« Wipe Time »

« Dans les temps anciens, le pouvoir était détenu par ceux qui avaient accès à l’information.

Aujourd’hui, avoir du pouvoir signifie savoir ce qu’il faut ignorer. »


Yuval Noah Harari, « Homo Deus »

L’économie de l’attention n’est pas née avec Internet, mais c’est seulement dans l’époque récente qu’elle a atteint son plein potentiel.

Depuis toujours, les médias échangent des contenus contre de l’attention, qu’ils revendent ensuite aux annonceurs.

Cependant, les réseaux sociaux ont porté ce phénomène à un niveau disruptif, transformant chaque instant de notre temps libre en une occasion de nous enfermer dans une cage d’informations non pertinentes.

Des plateformes comme Instagram, TikTok et YouTube ont été conçues pour nous garder accrochés : lecture automatique, notifications, défilements infinis.
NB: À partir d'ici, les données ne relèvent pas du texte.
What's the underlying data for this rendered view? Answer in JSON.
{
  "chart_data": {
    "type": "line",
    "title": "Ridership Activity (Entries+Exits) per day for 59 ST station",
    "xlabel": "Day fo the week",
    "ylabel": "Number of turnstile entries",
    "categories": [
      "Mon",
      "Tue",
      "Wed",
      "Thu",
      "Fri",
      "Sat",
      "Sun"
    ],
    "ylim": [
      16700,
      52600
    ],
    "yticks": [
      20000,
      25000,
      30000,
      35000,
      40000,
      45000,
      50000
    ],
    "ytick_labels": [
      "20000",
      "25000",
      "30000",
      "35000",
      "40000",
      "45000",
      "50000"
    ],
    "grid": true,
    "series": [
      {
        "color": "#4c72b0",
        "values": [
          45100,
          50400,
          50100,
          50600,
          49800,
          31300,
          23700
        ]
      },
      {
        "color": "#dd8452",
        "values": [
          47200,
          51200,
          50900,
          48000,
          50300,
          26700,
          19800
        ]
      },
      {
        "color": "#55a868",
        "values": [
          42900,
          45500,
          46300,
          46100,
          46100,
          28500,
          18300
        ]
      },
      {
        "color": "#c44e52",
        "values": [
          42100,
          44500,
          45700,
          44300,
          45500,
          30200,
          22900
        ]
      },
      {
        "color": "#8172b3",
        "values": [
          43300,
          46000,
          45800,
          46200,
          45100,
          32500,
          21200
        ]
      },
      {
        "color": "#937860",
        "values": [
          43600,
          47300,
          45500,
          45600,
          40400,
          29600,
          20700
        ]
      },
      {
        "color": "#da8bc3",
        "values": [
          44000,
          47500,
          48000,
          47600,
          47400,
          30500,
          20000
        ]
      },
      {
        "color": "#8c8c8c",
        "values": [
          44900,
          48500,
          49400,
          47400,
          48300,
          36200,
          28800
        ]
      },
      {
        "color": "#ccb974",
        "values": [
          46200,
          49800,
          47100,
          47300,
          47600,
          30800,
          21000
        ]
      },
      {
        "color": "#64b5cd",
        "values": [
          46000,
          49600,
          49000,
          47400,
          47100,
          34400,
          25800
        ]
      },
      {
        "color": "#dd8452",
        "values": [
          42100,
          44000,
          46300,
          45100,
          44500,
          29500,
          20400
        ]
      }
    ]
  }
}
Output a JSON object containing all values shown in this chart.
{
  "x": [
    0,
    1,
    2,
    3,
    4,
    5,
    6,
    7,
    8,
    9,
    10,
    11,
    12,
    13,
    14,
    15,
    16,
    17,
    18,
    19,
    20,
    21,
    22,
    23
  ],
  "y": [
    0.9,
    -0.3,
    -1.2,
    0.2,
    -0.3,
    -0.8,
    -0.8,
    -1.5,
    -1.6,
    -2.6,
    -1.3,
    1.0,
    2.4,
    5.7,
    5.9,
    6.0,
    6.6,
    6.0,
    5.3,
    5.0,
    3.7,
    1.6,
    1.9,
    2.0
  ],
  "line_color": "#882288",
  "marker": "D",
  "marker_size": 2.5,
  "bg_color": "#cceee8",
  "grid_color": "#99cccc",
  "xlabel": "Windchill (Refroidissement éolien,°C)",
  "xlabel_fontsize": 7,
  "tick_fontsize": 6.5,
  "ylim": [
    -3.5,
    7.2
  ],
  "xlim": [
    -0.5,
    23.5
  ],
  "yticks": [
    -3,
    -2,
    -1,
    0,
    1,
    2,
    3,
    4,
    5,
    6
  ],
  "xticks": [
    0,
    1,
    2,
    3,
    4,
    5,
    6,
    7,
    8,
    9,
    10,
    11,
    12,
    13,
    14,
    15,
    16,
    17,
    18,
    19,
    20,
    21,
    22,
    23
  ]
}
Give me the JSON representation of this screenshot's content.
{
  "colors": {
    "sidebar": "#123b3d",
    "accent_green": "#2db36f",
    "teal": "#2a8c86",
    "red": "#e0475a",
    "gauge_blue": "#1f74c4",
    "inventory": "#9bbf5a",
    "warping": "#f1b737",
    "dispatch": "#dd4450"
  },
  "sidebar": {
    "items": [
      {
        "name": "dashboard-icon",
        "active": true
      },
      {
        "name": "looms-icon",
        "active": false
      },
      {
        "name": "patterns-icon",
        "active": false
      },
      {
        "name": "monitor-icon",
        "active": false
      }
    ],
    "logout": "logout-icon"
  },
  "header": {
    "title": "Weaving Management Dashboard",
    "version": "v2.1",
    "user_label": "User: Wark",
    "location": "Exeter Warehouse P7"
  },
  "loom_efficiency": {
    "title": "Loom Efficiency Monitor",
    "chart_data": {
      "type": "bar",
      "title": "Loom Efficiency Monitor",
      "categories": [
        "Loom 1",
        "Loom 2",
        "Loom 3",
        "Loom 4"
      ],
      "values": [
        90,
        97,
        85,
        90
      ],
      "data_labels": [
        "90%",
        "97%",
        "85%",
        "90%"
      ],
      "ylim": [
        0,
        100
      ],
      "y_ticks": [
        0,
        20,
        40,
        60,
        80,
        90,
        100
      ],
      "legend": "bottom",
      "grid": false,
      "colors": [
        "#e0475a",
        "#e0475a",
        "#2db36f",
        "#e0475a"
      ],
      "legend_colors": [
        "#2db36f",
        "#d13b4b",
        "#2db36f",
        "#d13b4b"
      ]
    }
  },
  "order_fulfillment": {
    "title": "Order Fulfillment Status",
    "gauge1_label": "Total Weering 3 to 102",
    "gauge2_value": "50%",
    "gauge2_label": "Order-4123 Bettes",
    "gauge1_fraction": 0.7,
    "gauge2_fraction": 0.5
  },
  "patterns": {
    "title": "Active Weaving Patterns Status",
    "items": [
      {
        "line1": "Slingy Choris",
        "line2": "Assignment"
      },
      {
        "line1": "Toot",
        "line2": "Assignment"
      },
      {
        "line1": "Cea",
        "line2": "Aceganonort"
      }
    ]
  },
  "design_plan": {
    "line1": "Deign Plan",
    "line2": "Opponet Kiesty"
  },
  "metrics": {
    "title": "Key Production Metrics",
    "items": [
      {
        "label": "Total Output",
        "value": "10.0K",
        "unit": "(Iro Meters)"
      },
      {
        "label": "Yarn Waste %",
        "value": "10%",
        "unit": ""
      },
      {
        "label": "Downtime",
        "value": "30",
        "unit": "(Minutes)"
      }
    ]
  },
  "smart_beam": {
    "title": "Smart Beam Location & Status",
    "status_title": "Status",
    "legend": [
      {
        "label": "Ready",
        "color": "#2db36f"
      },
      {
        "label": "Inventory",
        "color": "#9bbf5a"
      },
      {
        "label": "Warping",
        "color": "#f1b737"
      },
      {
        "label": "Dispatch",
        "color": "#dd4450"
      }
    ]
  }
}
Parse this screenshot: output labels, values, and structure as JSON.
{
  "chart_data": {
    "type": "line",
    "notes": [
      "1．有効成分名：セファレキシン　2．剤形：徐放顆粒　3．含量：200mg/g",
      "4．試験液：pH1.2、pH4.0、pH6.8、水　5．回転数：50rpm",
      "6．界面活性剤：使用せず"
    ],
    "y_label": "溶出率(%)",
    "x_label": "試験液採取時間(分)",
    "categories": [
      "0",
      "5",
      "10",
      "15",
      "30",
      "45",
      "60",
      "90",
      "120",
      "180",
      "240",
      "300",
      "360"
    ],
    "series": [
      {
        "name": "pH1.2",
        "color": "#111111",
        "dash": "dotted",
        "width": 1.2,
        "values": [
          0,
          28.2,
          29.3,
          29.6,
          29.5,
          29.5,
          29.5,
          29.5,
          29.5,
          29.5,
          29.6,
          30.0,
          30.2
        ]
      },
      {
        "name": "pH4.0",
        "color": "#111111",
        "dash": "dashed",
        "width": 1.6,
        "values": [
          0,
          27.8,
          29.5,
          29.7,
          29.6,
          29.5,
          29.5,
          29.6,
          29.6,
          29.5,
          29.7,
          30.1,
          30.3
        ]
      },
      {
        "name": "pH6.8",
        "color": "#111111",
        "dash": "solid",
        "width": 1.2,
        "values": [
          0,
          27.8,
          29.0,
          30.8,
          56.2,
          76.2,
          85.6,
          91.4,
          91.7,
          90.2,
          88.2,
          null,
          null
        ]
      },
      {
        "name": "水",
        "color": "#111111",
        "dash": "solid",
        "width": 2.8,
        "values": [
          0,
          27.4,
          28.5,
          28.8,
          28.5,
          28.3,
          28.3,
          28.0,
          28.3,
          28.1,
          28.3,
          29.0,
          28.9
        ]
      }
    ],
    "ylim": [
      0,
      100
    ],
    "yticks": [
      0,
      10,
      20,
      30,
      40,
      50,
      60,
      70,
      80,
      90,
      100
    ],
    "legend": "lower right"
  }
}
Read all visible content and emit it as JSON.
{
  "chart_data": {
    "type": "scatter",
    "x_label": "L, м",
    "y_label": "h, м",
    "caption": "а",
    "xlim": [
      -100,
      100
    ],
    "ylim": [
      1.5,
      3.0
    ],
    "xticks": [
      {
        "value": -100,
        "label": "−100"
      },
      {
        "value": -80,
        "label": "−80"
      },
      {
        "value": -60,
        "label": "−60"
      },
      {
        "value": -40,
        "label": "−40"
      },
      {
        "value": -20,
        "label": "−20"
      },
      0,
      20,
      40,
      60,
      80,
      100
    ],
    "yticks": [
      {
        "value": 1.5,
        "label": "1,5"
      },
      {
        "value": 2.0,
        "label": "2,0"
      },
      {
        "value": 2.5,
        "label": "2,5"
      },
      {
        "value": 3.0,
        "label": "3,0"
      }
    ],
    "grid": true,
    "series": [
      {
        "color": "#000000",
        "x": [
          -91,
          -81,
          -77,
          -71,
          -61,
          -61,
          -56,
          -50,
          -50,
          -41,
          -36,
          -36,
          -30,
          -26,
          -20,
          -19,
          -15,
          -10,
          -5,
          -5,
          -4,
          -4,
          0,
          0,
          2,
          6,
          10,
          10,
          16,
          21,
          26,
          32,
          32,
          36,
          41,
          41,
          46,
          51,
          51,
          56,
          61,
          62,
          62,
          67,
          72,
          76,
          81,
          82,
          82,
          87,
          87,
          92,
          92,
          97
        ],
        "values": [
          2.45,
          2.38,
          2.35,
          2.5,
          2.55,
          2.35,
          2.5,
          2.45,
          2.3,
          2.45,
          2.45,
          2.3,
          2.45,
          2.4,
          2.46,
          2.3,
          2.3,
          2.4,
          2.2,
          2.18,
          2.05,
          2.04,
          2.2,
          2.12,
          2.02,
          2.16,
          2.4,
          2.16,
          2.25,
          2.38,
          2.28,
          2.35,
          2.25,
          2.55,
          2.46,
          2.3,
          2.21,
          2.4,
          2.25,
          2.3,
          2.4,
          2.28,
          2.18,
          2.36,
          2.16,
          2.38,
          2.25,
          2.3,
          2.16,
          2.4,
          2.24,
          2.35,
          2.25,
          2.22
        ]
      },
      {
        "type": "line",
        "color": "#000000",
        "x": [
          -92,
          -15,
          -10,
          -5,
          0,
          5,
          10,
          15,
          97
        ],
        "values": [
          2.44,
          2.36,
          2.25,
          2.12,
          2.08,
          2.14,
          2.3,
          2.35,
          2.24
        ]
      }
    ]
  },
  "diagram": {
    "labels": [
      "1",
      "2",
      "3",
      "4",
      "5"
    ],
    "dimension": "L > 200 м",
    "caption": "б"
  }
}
Tout a été pensé pour stimuler sans relâche notre cerveau. Ce n’est pas un simple divertissement : c’est de la conception comportementale.

Notre temps devient le produit, notre attention leur monnaie d’échange.

En premier lieu, le temps : des heures et des heures chaque jour que nous n’investissons pas dans la lecture, les relations ou la réflexion.

La qualité de notre attention en souffre également : l’alternance continue entre tâches, notifications et distractions en ligne érode notre capacité à nous concentrer profondément.

Le soi-disant « résidu d’attention » nous laisse l’esprit toujours ailleurs, même lorsque nous devrions être présents.

Ensuite, il y a la santé mentale. L’utilisation intensive des réseaux sociaux est liée à des états d’anxiété, d’isolement et de dépression de plus en plus répandus.

Nous nous comparons continuellement à des versions filtrées des vies des autres, alimentant un sentiment d’inadéquation.

De plus, chaque interaction est potentiellement monétisée.
Les plateformes collectent nos données, les analysent et les revendent pour prévoir (et manipuler) nos comportements.

Les créateurs – et pas seulement les utilisateurs – sont également victimes du système.

Pour « fonctionner » dans l’économie de l’attention, en effet, les contenus doivent être courts, viraux et sensationnalistes.

Les titres clickbait, les opinions polarisantes et les simplifications excessives obscurcissent l’approfondissement.

La qualité cède la place à la visibilité à tout prix.

C’est un cercle vicieux. Les plateformes optimisent pour l’engagement. Les utilisateurs s’adaptent. Les créateurs font tout pour se démarquer, et ainsi le système s’auto-alimente.

Le résultat est un écosystème informatif bruyant, réactif et partiel, conçu pour susciter des émotions fortes – souvent de la colère, de la peur ou de l’indignation.

Non pas parce que nous sommes plus en colère, mais parce que l’indignation est un excellent catalyseur d’attention.

Lorsqu’un système informatique est corrompu en raison d’une quantité excessive de fichiers inutiles, de la redondance de la base de données ou d’une mise à niveau, il est nécessaire d’effectuer un « wipe » : un nettoyage qui ramène le logiciel à son état initial pour le faire redémarrer allégé et plus performant.

Nous aussi, nous avons besoin d’un « wipe », c’est-à-dire d’une nouvelle prise de conscience.

Les plateformes ne sont ni neutres ni amicales, et les contenus que nous consommons (et produisons) sont façonnés par des incitations économiques précises.

Ce n’est qu’en reconnaissant cela que nous pouvons commencer à inverser la tendance.

Si nous continuons à la distribuer sans discernement, ce sera toujours quelqu’un d’autre qui décidera de ce qui mérite d’émerger.

Il nous appartient de choisir si nous voulons rester des utilisateurs passifs ou exiger un système qui fonctionne à notre avantage.

C’est pourquoi, depuis un certain temps, j’ai commencé à ne plus faire défiler les fils d’actualité, mais à rechercher l’information à la source : livres, blogs, podcasts, newsletters, YouTube (au milieu du bruit, il y a des personnes extraordinaires) et même quelques comptes de réseaux sociaux soigneusement sélectionnés de personnes compétentes.

Nous devons nous mettre au régime : désormais, ce ne sont plus les contenus qui doivent nous chercher, mais nous qui devons les rechercher.

Nous devons reprendre en main notre culture, notre santé mentale et notre relation avec toutes ces personnes qui nous enrichissent réellement.

Si nous ne le faisons pas, nous céderons une grande partie de notre avenir aux marchands d’attention.